= Arab Towns Organization =

The Arab Towns Organization (ATO) (Arabic: منظمة المدن العربية) is a network which exists to develop cooperation between Arab cities in order to promote their development, while preserving their Arab identity.

==History and profile==
ATO was set up in Kuwait on 15 March 1967. It is based in Kaifan, Kuwait City.

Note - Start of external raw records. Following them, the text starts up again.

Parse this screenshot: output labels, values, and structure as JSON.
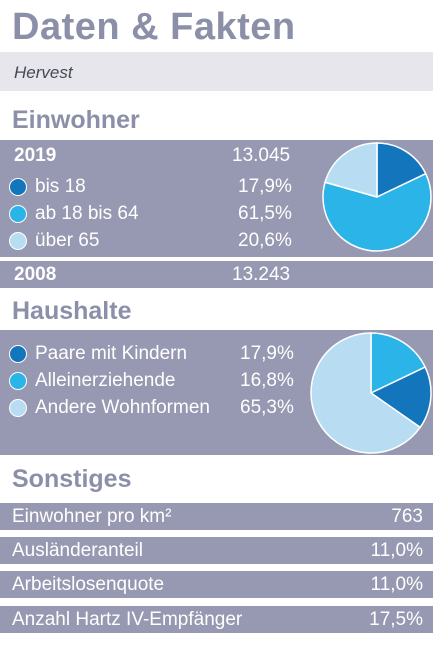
{
  "header": {
    "title": "Daten & Fakten",
    "place": "Hervest"
  },
  "colors": {
    "dark": "#1375bc",
    "mid": "#2ab4e8",
    "light": "#b8ddf3",
    "band": "#9798b1",
    "heading": "#8b8fa8"
  },
  "einwohner": {
    "heading": "Einwohner",
    "year1": "2019",
    "value1": "13.045",
    "items": [
      {
        "label": "bis 18",
        "value": "17,9%",
        "color": "#1375bc"
      },
      {
        "label": "ab 18 bis 64",
        "value": "61,5%",
        "color": "#2ab4e8"
      },
      {
        "label": "über 65",
        "value": "20,6%",
        "color": "#b8ddf3"
      }
    ],
    "year2": "2008",
    "value2": "13.243"
  },
  "haushalte": {
    "heading": "Haushalte",
    "items": [
      {
        "label": "Paare mit Kindern",
        "value": "17,9%",
        "color": "#1375bc"
      },
      {
        "label": "Alleinerziehende",
        "value": "16,8%",
        "color": "#2ab4e8"
      },
      {
        "label": "Andere Wohnformen",
        "value": "65,3%",
        "color": "#b8ddf3"
      }
    ]
  },
  "sonstiges": {
    "heading": "Sonstiges",
    "rows": [
      {
        "label": "Einwohner pro km²",
        "value": "763"
      },
      {
        "label": "Ausländeranteil",
        "value": "11,0%"
      },
      {
        "label": "Arbeitslosenquote",
        "value": "11,0%"
      },
      {
        "label": "Anzahl Hartz IV-Empfänger",
        "value": "17,5%"
      }
    ]
  },
  "chart_data": [
    {
      "type": "pie",
      "categories": [
        "bis 18",
        "ab 18 bis 64",
        "über 65"
      ],
      "values": [
        17.9,
        61.5,
        20.6
      ],
      "colors": [
        "#1375bc",
        "#2ab4e8",
        "#b8ddf3"
      ]
    },
    {
      "type": "pie",
      "categories": [
        "Paare mit Kindern",
        "Alleinerziehende",
        "Andere Wohnformen"
      ],
      "values": [
        17.9,
        16.8,
        65.3
      ],
      "colors": [
        "#2ab4e8",
        "#1375bc",
        "#b8ddf3"
      ]
    }
  ]
}
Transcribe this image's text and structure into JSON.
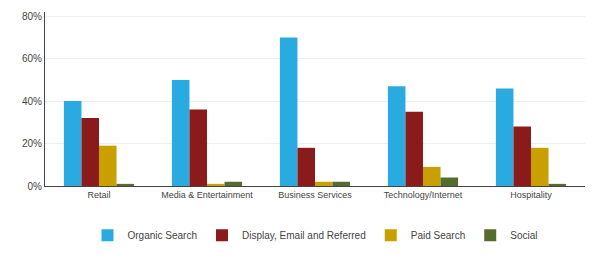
{
  "chart_data": {
    "type": "bar",
    "categories": [
      "Retail",
      "Media & Entertainment",
      "Business Services",
      "Technology/Internet",
      "Hospitality"
    ],
    "series": [
      {
        "name": "Organic Search",
        "color": "#29ABE2",
        "values": [
          40,
          50,
          70,
          47,
          46
        ]
      },
      {
        "name": "Display, Email and Referred",
        "color": "#8B1A1A",
        "values": [
          32,
          36,
          18,
          35,
          28
        ]
      },
      {
        "name": "Paid Search",
        "color": "#C8A000",
        "values": [
          19,
          1,
          2,
          9,
          18
        ]
      },
      {
        "name": "Social",
        "color": "#556B2F",
        "values": [
          1,
          2,
          2,
          4,
          1
        ]
      }
    ],
    "ylim": [
      0,
      82
    ],
    "yticks": [
      {
        "value": 0,
        "label": "0%"
      },
      {
        "value": 20,
        "label": "20%"
      },
      {
        "value": 40,
        "label": "40%"
      },
      {
        "value": 60,
        "label": "60%"
      },
      {
        "value": 80,
        "label": "80%"
      }
    ],
    "grid": true,
    "legend": "bottom"
  }
}
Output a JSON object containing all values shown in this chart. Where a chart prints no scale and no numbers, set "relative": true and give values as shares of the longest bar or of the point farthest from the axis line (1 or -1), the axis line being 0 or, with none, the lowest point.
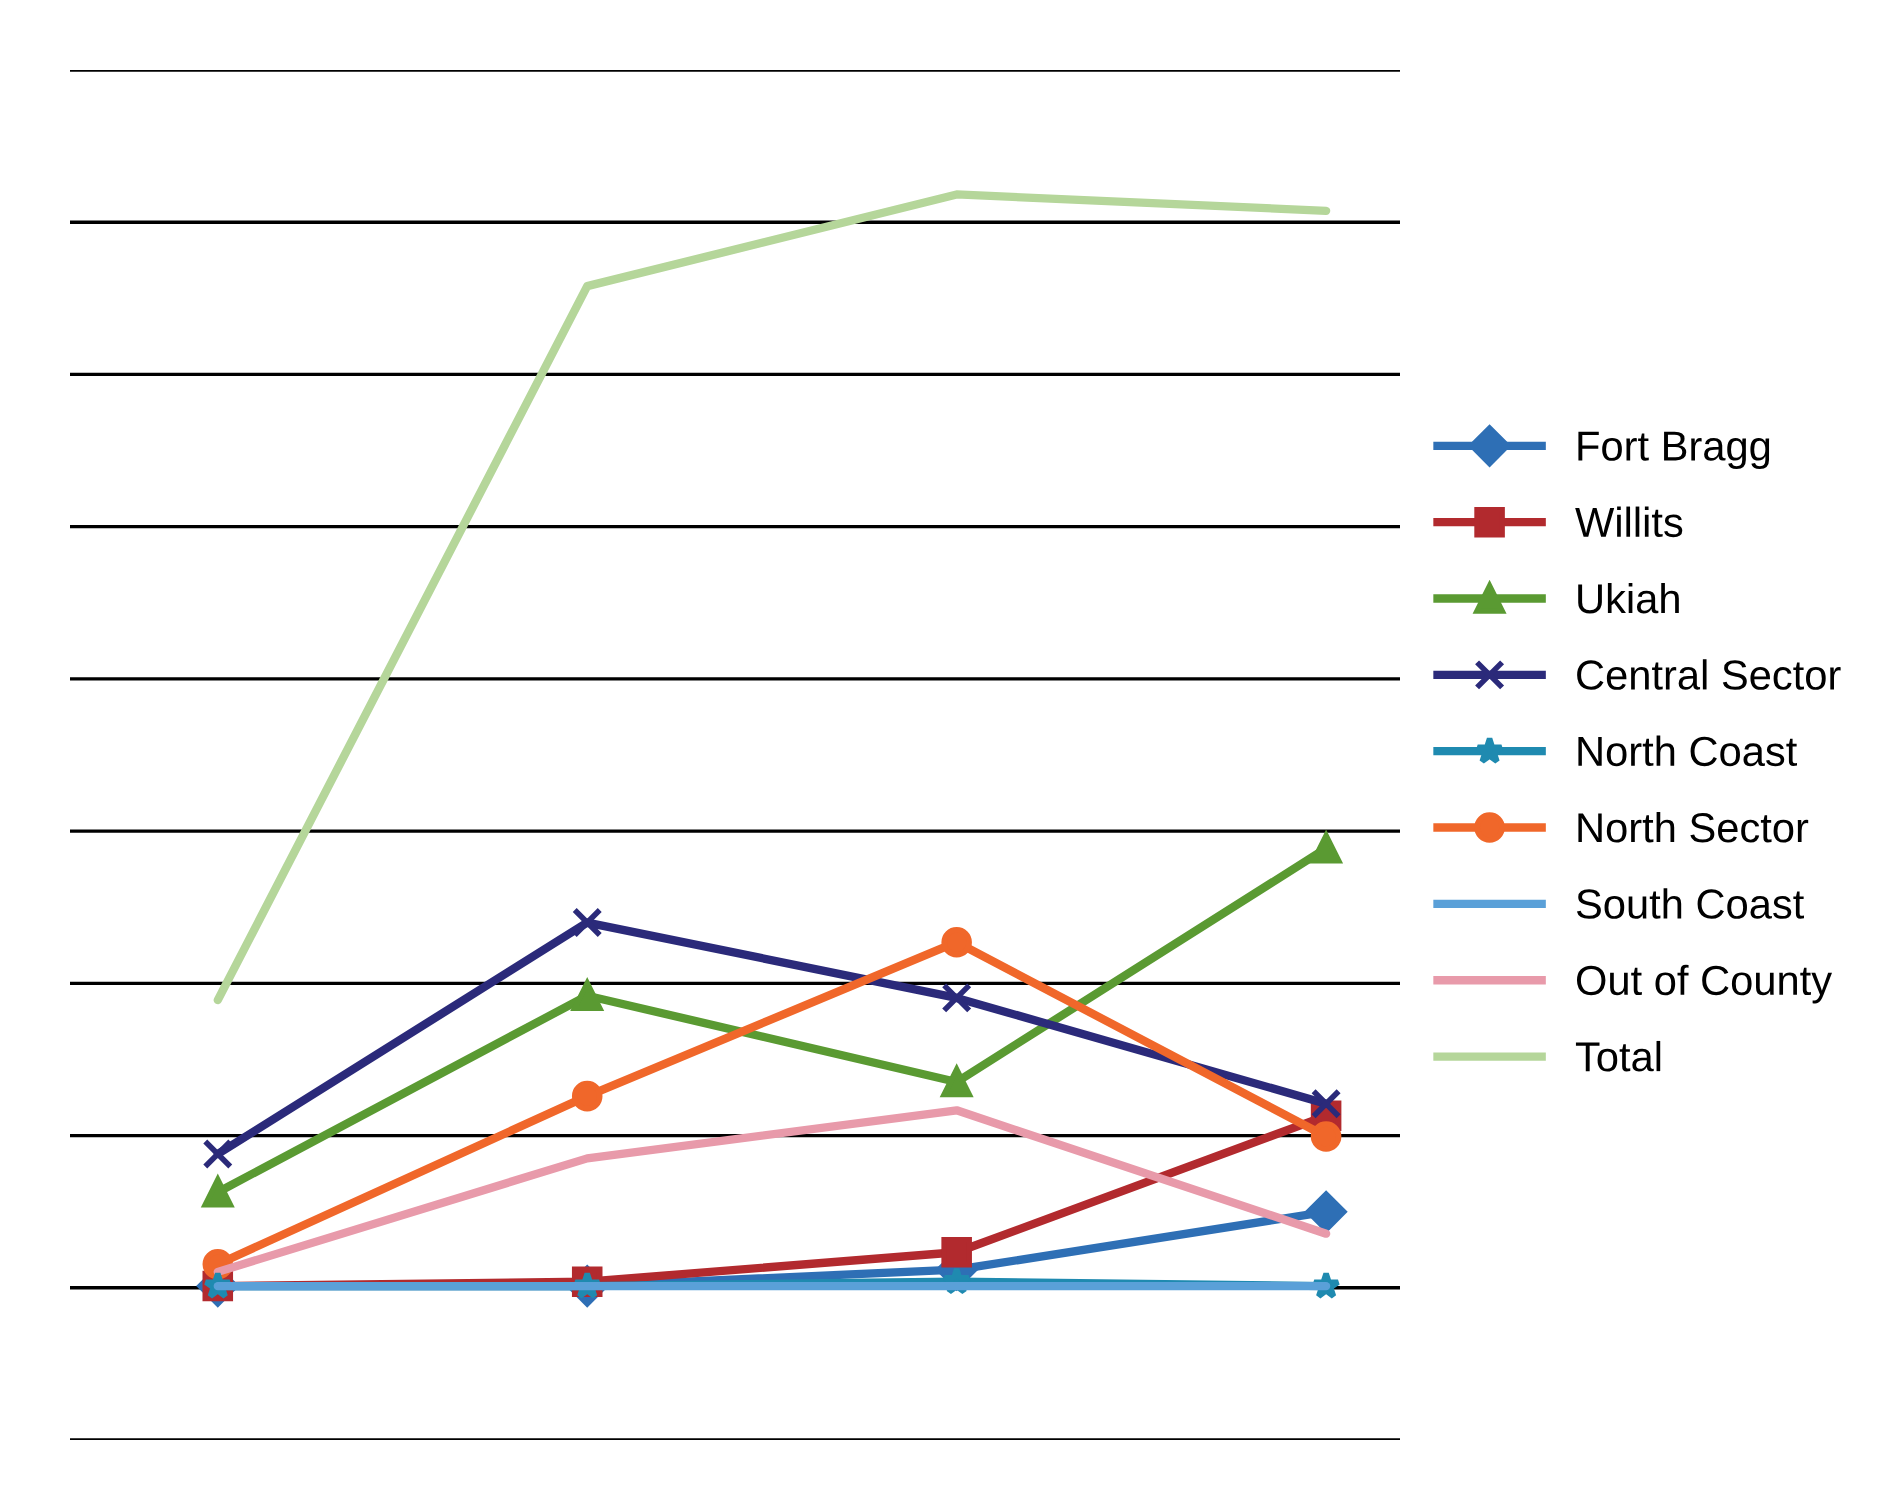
{
  "chart_data": {
    "type": "line",
    "relative": true,
    "grid": "y",
    "legend": "right",
    "categories": [
      null,
      null,
      null,
      null
    ],
    "series": [
      {
        "name": "Fort Bragg",
        "color": "#2e6fb5",
        "marker": "diamond",
        "values": [
          0,
          0,
          0.015,
          0.068
        ]
      },
      {
        "name": "Willits",
        "color": "#b22a2e",
        "marker": "square",
        "values": [
          0,
          0.004,
          0.031,
          0.156
        ]
      },
      {
        "name": "Ukiah",
        "color": "#5a9a32",
        "marker": "triangle",
        "values": [
          0.086,
          0.266,
          0.187,
          0.401
        ]
      },
      {
        "name": "Central Sector",
        "color": "#2b2a7a",
        "marker": "cross",
        "values": [
          0.121,
          0.333,
          0.264,
          0.167
        ]
      },
      {
        "name": "North Coast",
        "color": "#1f8ab0",
        "marker": "star",
        "values": [
          0,
          0,
          0.004,
          0
        ]
      },
      {
        "name": "North Sector",
        "color": "#f0672a",
        "marker": "circle",
        "values": [
          0.02,
          0.174,
          0.315,
          0.137
        ]
      },
      {
        "name": "South Coast",
        "color": "#5aa0d8",
        "marker": "none",
        "values": [
          0,
          0,
          0,
          0
        ]
      },
      {
        "name": "Out of County",
        "color": "#e89aaa",
        "marker": "none",
        "values": [
          0.013,
          0.117,
          0.161,
          0.048
        ]
      },
      {
        "name": "Total",
        "color": "#b5d69a",
        "marker": "none",
        "values": [
          0.262,
          0.916,
          1.0,
          0.985
        ]
      }
    ]
  }
}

Membership is open to municipalities, from Arab nations, other institutions with related activities and interested individuals. Member cities, according to the website (in 2008), come from the following countries: Algeria, Bahrain, Comoros, Djibouti, Egypt, Iraq, Jordan, Kuwait, Lebanon, Libya, Mauritania, Morocco, Oman, Palestine, Qatar, Saudi Arabia, Somalia, Sudan, Syria, Tunisia, United Arab Emirates and Yemen. There are several related institutions, including a Development Fund for Arab Cities, which began life in 1979, and the Arab Urban Development Institute which started up in 1980, describing itself as ‘the scientific and technical wing of the ATO’. As of 2013, the organization had members from twenty-two countries.

ATO is one of the main partners in the Euro-Arab Forum, which has organised conferences in Dubai in 2008 and Malaga in 2011. The other partners are COPPEM, CEMR and the Congress of the Council of Europe.

As of 2011 the ATO Secretary General was Abdulaziz Al Adasani. He was re-elected in 2010 for another three-year term, at the 15th ATO General Assembly in Kuwait in October 2010. A decision was taken at this meeting to hold the 16th Assembly in Aleppo in 2012.